The United States that is omnipresent in different regions, also reduces its ability to manage and balance China’s rise. The China that Biden faces now is different from the one in 2008. Overcommitment to a plethora of issues further handicaps the administration from doing so effectively. Unfortunately, the new administration still has not developed a clear strategy to respond to China. For example, in responding to recent human rights abuses in Hong Kong, the Biden administration seems haphazard, if not muted, in responding to China’s continuing challenges to US hegemony and its devastating behavior in destroying human rights and democracy in Hong Kong. Similar to China’s human rights abuses of Uyghurs, the US needs to take a leading role in defending global human rights standards.
If indecisiveness in responding to China’s behaviors becomes the norm for the new administration, it might embolden the CCP to take risky actions knowing that an overstretched US is unlikely to respond effectively. For China, such a condition is opportune to test the waters about the US commitment to Taiwan in an armed conflict. If increasing Chinese aggression toward Taiwan is unaddressed by the new administration, it might eventually lead China to attempt a surprise attack knowing that the US will not respond as they did in 1996. This will not be the first time for China to test the waters. China’s militarization of the South China Sea has also proven its ambition to keep challenging the US and international society’s bottom line.
If the waters are tested with the PLA launching its military forces on Taiwan, there will be no return to existing peaceful but contentious trilateral relations between the US, Taiwan, and China. The cross-Strait conflict will result in tremendous casualties on the Taiwan side. China might also suffer greatly, but if the conflict results in a quick victory, the CCP will be able to justify its costs. The US will have the most to lose here. Not only does it lose a strategic ally to balance China, but the inability to defend Taiwan in need will also tarnish the US reputation among its allies.

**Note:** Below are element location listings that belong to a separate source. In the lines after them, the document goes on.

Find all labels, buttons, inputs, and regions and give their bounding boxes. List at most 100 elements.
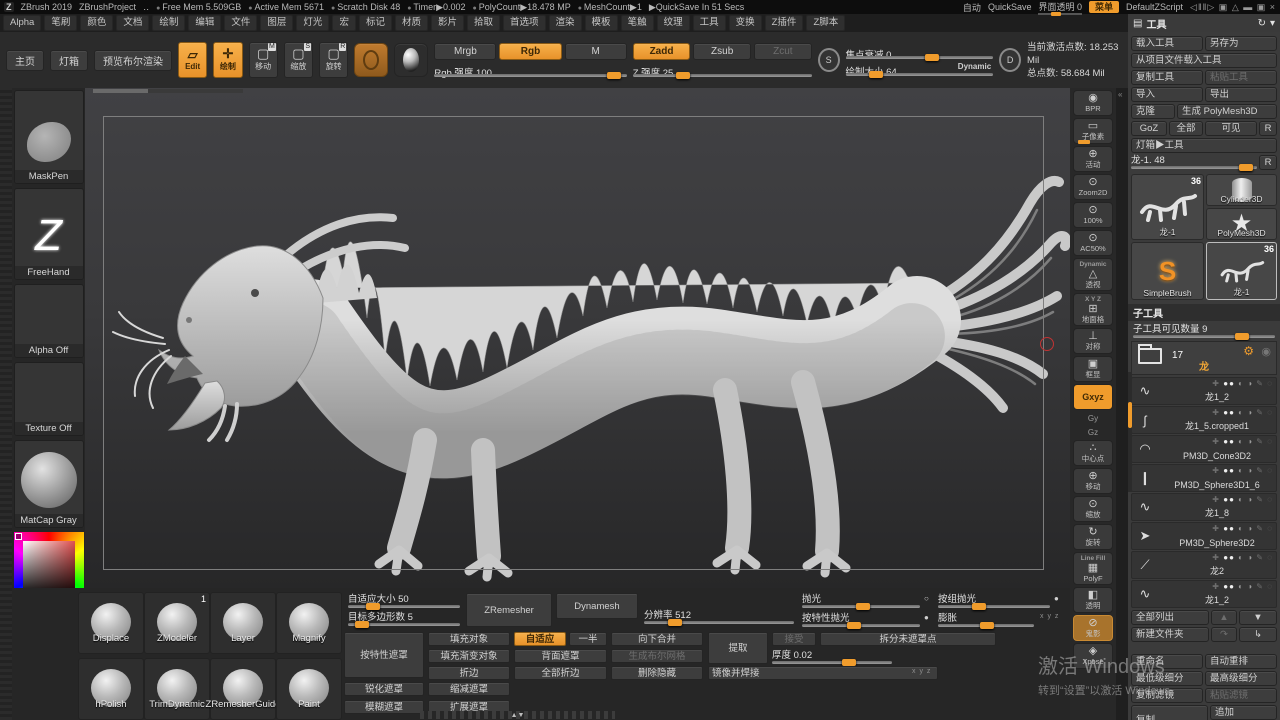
- bottom-tray-scrollbar[interactable]: ▲▼: [420, 711, 615, 719]
- shelf-toggle-button[interactable]: X Y Z ⊞ 地面格: [1073, 293, 1113, 326]
- mrgb-button[interactable]: Mrgb: [434, 43, 497, 60]
- sharpen-mask-button[interactable]: 锐化遮罩: [344, 682, 424, 696]
- branch-arrow-button[interactable]: ↳: [1239, 627, 1277, 642]
- crease-all-button[interactable]: 全部折边: [514, 666, 607, 680]
- stroke-s-icon[interactable]: S: [817, 48, 840, 72]
- menu-item[interactable]: 灯光: [296, 15, 330, 31]
- menu-item[interactable]: 图层: [260, 15, 294, 31]
- quicksave-button[interactable]: QuickSave: [988, 2, 1032, 12]
- rgb-intensity-slider[interactable]: Rgb 强度 100: [434, 63, 627, 79]
- tool-thumb-polymesh[interactable]: ★ PolyMesh3D: [1206, 208, 1277, 240]
- current-brush-button[interactable]: MaskPen: [13, 90, 84, 184]
- resolution-slider[interactable]: 分辨率 512: [644, 610, 794, 626]
- subtool-row-icons[interactable]: ✚ ●● ◐ ◑ ✎ ◌: [1212, 408, 1273, 417]
- tool-thumb-dragon[interactable]: 36 龙-1: [1131, 174, 1204, 240]
- edit-button[interactable]: ▱ Edit: [178, 42, 208, 78]
- mirror-and-weld-button[interactable]: 镜像并焊接: [708, 666, 938, 680]
- goz-all-button[interactable]: 全部: [1169, 121, 1203, 136]
- thickness-slider[interactable]: 厚度 0.02: [772, 650, 892, 666]
- mirror-xyz-toggles[interactable]: x y z: [912, 668, 931, 675]
- subtool-row-icons[interactable]: ✚ ●● ◐ ◑ ✎ ◌: [1212, 437, 1273, 446]
- shelf-toggle-button[interactable]: ◧ 透明: [1073, 587, 1113, 613]
- brush-preset[interactable]: Layer: [210, 592, 276, 654]
- menu-item[interactable]: 绘制: [152, 15, 186, 31]
- mask-by-feature-button[interactable]: 按特性遮罩: [344, 632, 424, 678]
- rename-button[interactable]: 重命名: [1131, 654, 1203, 669]
- shelf-toggle-button[interactable]: ▣ 框显: [1073, 356, 1113, 382]
- menu-item[interactable]: 影片: [430, 15, 464, 31]
- subtool-thumbnail[interactable]: ⟋: [1132, 552, 1158, 578]
- menu-item[interactable]: 文件: [224, 15, 258, 31]
- group-polish-radio[interactable]: ●: [1054, 594, 1059, 603]
- paste-filter-button[interactable]: 粘贴滤镜: [1205, 688, 1277, 703]
- load-tool-button[interactable]: 载入工具: [1131, 36, 1203, 51]
- brush-preset[interactable]: Displace: [78, 592, 144, 654]
- preview-boolean-button[interactable]: 预览布尔渲染: [94, 49, 172, 71]
- load-from-project-button[interactable]: 从项目文件载入工具: [1131, 53, 1277, 68]
- goz-button[interactable]: GoZ: [1131, 121, 1167, 136]
- subtool-row-icons[interactable]: ✚ ●● ◐ ◑ ✎ ◌: [1212, 553, 1273, 562]
- folder-gear-icon[interactable]: ⚙: [1243, 344, 1254, 358]
- subtool-row[interactable]: ◠ ✚ ●● ◐ ◑ ✎ ◌ PM3D_Cone3D2: [1131, 435, 1277, 463]
- goz-visible-button[interactable]: 可见: [1205, 121, 1257, 136]
- tool-thumb-dragon-selected[interactable]: 36 龙-1: [1206, 242, 1277, 300]
- subtool-row-icons[interactable]: ✚ ●● ◐ ◑ ✎ ◌: [1212, 524, 1273, 533]
- polish-slider[interactable]: 抛光: [802, 594, 920, 610]
- feature-polish-slider[interactable]: 按特性抛光: [802, 613, 920, 629]
- move-button[interactable]: M ▢ 移动: [248, 42, 278, 78]
- clone-button[interactable]: 克隆: [1131, 104, 1175, 119]
- draw-size-slider[interactable]: 绘制大小 64Dynamic: [845, 62, 994, 78]
- export-button[interactable]: 导出: [1205, 87, 1277, 102]
- shelf-toggle-button[interactable]: ⊕ 移动: [1073, 468, 1113, 494]
- list-all-button[interactable]: 全部列出: [1131, 610, 1209, 625]
- scale-button[interactable]: S ▢ 缩放: [283, 42, 314, 78]
- shelf-toggle-button[interactable]: Gxyz: [1073, 384, 1113, 410]
- menu-item[interactable]: 笔触: [620, 15, 654, 31]
- menu-item[interactable]: Alpha: [3, 15, 42, 31]
- current-texture-button[interactable]: Texture Off: [13, 362, 84, 436]
- subtool-thumbnail[interactable]: ∿: [1132, 581, 1158, 607]
- lightbox-button[interactable]: 灯箱: [50, 49, 88, 71]
- shelf-toggle-button[interactable]: Line Fill ▦ PolyF: [1073, 552, 1113, 585]
- new-folder-button[interactable]: 新建文件夹: [1131, 627, 1209, 642]
- inflate-xyz-toggles[interactable]: x y z: [1040, 613, 1059, 620]
- save-as-button[interactable]: 另存为: [1205, 36, 1277, 51]
- move-up-button[interactable]: ▲: [1211, 610, 1237, 625]
- palette-refresh-icon[interactable]: ↻: [1258, 18, 1266, 29]
- document-canvas[interactable]: [85, 88, 1070, 588]
- panel-divider[interactable]: «: [1116, 88, 1128, 720]
- shelf-toggle-button[interactable]: Dynamic △ 透视: [1073, 258, 1113, 291]
- fill-object-button[interactable]: 填充对象: [428, 632, 510, 646]
- extract-button[interactable]: 提取: [708, 632, 768, 664]
- dynamic-label[interactable]: Dynamic: [958, 62, 991, 71]
- half-button[interactable]: 一半: [569, 632, 607, 646]
- subtool-visible-count-slider[interactable]: 子工具可见数量 9: [1133, 324, 1275, 340]
- shelf-toggle-button[interactable]: ⊙ Zoom2D: [1073, 174, 1113, 200]
- subtool-row[interactable]: ∿ ✚ ●● ◐ ◑ ✎ ◌ 龙1_2: [1131, 580, 1277, 608]
- current-material-thumb[interactable]: MatCap Gray: [13, 440, 84, 528]
- adaptive-button[interactable]: 自适应: [514, 632, 566, 646]
- menu-item[interactable]: 纹理: [656, 15, 690, 31]
- shelf-toggle-button[interactable]: ↻ 旋转: [1073, 524, 1113, 550]
- crease-button[interactable]: 折边: [428, 666, 510, 680]
- draw-button[interactable]: ✛ 绘制: [213, 42, 243, 78]
- append-button[interactable]: 追加: [1210, 705, 1277, 720]
- subtool-thumbnail[interactable]: ◠: [1132, 436, 1158, 462]
- menu-item[interactable]: 标记: [358, 15, 392, 31]
- tray-arrows-icon[interactable]: ▲▼: [511, 712, 525, 719]
- shelf-toggle-button[interactable]: ⊙ 100%: [1073, 202, 1113, 228]
- shelf-toggle-button[interactable]: ∴ 中心点: [1073, 440, 1113, 466]
- shelf-toggle-button[interactable]: ⊕ 活动: [1073, 146, 1113, 172]
- current-alpha-button[interactable]: Alpha Off: [13, 284, 84, 358]
- shelf-toggle-button[interactable]: Gz: [1073, 426, 1113, 438]
- subtool-scrollbar[interactable]: [1128, 372, 1132, 492]
- subtool-thumbnail[interactable]: ʃ: [1132, 407, 1158, 433]
- menu-item[interactable]: 材质: [394, 15, 428, 31]
- redo-arrow-button[interactable]: ↷: [1211, 627, 1237, 642]
- menu-item[interactable]: Z脚本: [806, 15, 846, 31]
- shrink-mask-button[interactable]: 缩减遮罩: [428, 682, 510, 696]
- menu-item[interactable]: 笔刷: [44, 15, 78, 31]
- subtool-row[interactable]: ⟋ ✚ ●● ◐ ◑ ✎ ◌ 龙2: [1131, 551, 1277, 579]
- menu-item[interactable]: 模板: [584, 15, 618, 31]
- menu-item[interactable]: 文档: [116, 15, 150, 31]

Losing Taiwan would likely to be the first step in the hegemonic transition from the United States to China, but there is a way to prevent it. Drop overcommitment and continue to focus on China’s challenges. Whether the US can properly manage and contain China’s rise in the near future will determine not only the fate of Taiwan and the regional security of East Asia but also the new global order and the future of humanity. The maxim less is more can also apply to international relations.